The Condition Number as a Scale-Invariant Proxy for Information Encoding in Neural Units
Oswaldo Ludwig
TL;DR
This work investigates using the condition number of neural weight tensors as a scale-invariant proxy for information encoding, linking anisotropic singular-value distributions to efficient, task-relevant information processing. It develops a theoretical framework under Gaussian linear units to relate singular values, entropy, and scale-invariance, and argues that high anisotropy (large κ) concentrates discriminative information while reducing overall output entropy. The authors validate the approach with KappaTune, a selective fine-tuning method that unfreezes low-kappa tensors, showing improved catastrophic forgetting mitigation in multimodal LLMs and ASR tasks without requiring pre-training data.
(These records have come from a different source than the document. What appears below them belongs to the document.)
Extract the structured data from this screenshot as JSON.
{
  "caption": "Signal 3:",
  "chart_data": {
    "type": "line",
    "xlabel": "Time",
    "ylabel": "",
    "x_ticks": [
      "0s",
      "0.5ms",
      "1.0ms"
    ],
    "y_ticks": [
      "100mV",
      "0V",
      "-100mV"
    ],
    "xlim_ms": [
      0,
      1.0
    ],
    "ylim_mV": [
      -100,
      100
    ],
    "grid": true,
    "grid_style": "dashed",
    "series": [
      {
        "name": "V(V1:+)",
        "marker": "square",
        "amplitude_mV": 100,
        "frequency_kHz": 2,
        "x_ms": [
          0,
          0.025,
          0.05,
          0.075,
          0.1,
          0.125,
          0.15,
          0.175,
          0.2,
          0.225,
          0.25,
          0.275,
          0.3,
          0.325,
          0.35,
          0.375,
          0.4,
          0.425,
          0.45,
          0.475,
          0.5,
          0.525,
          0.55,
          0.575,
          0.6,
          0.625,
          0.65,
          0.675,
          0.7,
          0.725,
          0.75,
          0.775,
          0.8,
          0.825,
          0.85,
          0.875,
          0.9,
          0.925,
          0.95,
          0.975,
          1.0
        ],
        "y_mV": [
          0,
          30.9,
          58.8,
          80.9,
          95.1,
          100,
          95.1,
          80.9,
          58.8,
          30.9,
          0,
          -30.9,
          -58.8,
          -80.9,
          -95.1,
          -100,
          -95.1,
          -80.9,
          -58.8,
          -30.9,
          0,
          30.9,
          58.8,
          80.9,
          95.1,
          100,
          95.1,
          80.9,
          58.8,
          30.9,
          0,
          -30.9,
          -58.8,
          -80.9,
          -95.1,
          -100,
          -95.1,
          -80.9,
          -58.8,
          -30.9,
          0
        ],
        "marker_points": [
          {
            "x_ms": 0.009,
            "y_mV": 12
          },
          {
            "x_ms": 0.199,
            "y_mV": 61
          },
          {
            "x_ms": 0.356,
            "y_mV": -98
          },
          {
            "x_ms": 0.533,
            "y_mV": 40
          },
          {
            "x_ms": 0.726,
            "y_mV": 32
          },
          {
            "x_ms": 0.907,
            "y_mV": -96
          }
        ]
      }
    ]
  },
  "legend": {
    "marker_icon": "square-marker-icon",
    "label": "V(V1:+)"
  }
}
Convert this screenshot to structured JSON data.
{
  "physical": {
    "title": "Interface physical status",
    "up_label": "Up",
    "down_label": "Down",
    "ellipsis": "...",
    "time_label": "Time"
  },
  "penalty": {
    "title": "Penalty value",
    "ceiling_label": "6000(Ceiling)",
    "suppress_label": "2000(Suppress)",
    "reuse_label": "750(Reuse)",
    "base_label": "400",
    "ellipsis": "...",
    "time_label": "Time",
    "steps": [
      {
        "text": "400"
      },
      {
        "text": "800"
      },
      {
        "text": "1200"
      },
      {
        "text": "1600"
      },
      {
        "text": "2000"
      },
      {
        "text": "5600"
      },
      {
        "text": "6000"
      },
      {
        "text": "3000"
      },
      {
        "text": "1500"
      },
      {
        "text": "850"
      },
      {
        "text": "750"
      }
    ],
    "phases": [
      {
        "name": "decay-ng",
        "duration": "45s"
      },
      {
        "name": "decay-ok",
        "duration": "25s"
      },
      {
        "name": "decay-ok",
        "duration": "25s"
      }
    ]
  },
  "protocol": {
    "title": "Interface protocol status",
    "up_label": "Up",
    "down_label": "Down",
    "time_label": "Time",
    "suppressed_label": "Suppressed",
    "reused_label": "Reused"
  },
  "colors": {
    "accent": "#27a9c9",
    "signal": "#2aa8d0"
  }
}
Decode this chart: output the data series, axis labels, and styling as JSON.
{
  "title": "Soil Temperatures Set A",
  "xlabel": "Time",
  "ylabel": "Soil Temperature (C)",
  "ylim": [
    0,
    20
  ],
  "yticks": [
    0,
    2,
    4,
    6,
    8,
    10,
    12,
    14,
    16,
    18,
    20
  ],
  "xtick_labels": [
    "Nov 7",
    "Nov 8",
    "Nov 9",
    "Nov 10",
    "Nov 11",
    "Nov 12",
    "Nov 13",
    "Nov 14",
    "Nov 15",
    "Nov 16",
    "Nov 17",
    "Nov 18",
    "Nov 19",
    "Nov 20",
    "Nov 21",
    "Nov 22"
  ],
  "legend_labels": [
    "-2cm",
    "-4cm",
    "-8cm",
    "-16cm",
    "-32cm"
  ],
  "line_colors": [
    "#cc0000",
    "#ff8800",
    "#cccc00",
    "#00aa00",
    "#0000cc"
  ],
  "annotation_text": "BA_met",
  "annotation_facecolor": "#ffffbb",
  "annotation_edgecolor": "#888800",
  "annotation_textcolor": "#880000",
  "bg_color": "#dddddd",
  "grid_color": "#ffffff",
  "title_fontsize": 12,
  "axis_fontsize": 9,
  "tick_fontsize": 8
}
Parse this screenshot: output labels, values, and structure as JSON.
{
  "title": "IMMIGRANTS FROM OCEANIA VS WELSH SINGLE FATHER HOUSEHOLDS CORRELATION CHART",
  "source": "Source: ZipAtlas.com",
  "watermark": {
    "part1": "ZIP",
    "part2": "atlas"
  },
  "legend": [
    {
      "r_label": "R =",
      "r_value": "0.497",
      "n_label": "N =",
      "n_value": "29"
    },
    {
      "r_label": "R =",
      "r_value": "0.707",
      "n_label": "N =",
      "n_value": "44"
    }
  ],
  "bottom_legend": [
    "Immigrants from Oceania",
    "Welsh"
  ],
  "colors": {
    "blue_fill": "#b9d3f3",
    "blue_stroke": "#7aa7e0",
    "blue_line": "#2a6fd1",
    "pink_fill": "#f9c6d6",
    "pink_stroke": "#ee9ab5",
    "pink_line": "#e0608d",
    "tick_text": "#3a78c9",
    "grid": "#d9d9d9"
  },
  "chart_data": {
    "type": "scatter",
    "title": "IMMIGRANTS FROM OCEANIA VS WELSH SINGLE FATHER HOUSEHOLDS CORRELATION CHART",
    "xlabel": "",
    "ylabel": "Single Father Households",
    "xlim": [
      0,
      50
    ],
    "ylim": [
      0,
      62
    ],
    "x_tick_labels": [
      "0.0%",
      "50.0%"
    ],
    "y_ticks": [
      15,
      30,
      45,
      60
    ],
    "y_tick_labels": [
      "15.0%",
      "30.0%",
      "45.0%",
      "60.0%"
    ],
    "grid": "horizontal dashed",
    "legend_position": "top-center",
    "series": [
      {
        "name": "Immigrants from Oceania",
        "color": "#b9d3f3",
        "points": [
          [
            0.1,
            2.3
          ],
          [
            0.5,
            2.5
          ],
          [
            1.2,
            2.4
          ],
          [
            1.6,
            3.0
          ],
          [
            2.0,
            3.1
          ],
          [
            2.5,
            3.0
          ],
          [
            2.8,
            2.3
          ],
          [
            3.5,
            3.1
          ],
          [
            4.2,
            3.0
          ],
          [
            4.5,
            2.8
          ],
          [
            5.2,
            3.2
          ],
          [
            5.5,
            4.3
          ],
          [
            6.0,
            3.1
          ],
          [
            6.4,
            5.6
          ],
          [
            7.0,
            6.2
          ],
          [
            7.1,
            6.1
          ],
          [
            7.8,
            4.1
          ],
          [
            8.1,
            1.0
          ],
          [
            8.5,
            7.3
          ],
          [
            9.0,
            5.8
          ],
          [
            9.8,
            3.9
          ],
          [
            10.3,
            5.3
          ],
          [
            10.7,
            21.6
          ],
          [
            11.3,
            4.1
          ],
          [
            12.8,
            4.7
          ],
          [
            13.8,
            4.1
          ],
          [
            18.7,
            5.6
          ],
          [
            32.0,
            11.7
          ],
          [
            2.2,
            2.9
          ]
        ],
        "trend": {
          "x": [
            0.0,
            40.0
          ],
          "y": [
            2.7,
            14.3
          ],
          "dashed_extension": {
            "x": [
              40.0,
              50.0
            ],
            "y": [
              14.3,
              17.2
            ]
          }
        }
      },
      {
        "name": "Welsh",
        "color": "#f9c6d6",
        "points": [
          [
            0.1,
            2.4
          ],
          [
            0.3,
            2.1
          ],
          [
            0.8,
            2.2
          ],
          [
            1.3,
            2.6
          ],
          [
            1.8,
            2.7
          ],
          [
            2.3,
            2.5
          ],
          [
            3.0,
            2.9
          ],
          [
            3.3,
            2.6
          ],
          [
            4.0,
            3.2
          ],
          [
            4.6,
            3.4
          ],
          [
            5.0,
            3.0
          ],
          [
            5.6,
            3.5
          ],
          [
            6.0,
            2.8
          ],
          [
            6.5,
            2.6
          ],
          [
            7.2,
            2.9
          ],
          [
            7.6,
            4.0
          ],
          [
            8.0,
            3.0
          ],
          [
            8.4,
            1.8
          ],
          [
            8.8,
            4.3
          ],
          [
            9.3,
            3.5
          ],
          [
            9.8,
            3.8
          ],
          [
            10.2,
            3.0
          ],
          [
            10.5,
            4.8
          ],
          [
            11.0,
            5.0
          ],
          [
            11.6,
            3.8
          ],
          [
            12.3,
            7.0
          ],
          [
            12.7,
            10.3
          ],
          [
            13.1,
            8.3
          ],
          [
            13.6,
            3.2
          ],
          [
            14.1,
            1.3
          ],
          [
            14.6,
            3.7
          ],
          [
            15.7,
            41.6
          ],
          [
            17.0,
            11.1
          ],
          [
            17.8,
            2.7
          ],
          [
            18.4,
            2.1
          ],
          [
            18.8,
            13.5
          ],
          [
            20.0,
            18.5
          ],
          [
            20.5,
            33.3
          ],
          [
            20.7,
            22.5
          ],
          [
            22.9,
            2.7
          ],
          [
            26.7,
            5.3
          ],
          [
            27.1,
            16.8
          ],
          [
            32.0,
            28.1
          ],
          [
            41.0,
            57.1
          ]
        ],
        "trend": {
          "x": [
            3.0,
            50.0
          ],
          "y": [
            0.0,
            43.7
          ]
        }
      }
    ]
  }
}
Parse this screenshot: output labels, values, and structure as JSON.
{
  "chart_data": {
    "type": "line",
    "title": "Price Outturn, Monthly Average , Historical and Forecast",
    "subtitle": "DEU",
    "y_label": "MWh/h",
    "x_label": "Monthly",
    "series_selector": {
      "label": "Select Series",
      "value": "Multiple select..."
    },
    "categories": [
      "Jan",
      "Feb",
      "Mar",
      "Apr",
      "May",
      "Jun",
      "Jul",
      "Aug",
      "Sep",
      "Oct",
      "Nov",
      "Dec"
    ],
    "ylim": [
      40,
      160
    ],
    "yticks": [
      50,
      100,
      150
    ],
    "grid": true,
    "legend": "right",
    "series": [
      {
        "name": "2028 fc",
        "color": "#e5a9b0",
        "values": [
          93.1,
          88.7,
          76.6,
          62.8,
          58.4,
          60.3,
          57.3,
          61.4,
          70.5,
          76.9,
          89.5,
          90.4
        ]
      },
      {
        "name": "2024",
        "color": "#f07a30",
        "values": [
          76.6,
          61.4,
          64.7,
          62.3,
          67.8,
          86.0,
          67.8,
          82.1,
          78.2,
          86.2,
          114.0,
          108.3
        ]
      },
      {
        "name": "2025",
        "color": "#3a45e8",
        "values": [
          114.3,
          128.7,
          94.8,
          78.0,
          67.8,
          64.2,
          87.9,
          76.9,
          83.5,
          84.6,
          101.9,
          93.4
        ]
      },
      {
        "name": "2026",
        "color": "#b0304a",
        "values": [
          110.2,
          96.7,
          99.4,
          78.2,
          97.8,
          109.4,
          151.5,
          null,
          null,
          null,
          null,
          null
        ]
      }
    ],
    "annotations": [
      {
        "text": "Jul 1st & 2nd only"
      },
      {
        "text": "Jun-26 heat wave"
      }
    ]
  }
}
The results suggest practical, data-free adaptation strategies guided by intrinsic properties of weight tensors and point to broader validation and generalization in future work.
Abstract
This paper explores the relationship between the condition number of a neural network's weight tensor and the extent of information encoded by the associated processing unit, viewed through the lens of information theory. It argues that a high condition number, though not sufficient for effective knowledge encoding, may indicate that the unit has learned to selectively amplify and compress information. This intuition is formalized for linear units with Gaussian inputs, linking the condition number and the transformation's log-volume scaling factor to the characteristics of the output entropy and the geometric properties of the learned transformation. The analysis demonstrates that for a fixed weight norm, a concentrated distribution of singular values (high condition number) corresponds to reduced overall information transfer, indicating a specialized and efficient encoding strategy. Furthermore, the linear stage entropy bound provides an upper limit on post-activation information for contractive, element-wise nonlinearities, supporting the condition number as a scale-invariant proxy for encoding capacity in practical neural networks. An empirical case study applies these principles to guide selective fine-tuning of Large Language Models for both a new task and a new input modality. The experiments show that the proposed method, named KappaTune, effectively mitigates catastrophic forgetting. Unlike many existing catastrophic forgetting mitigation methods that rely on access to pre-training statistics, which are often unavailable, this selective fine-tuning approach offers a way to bypass this common requirement.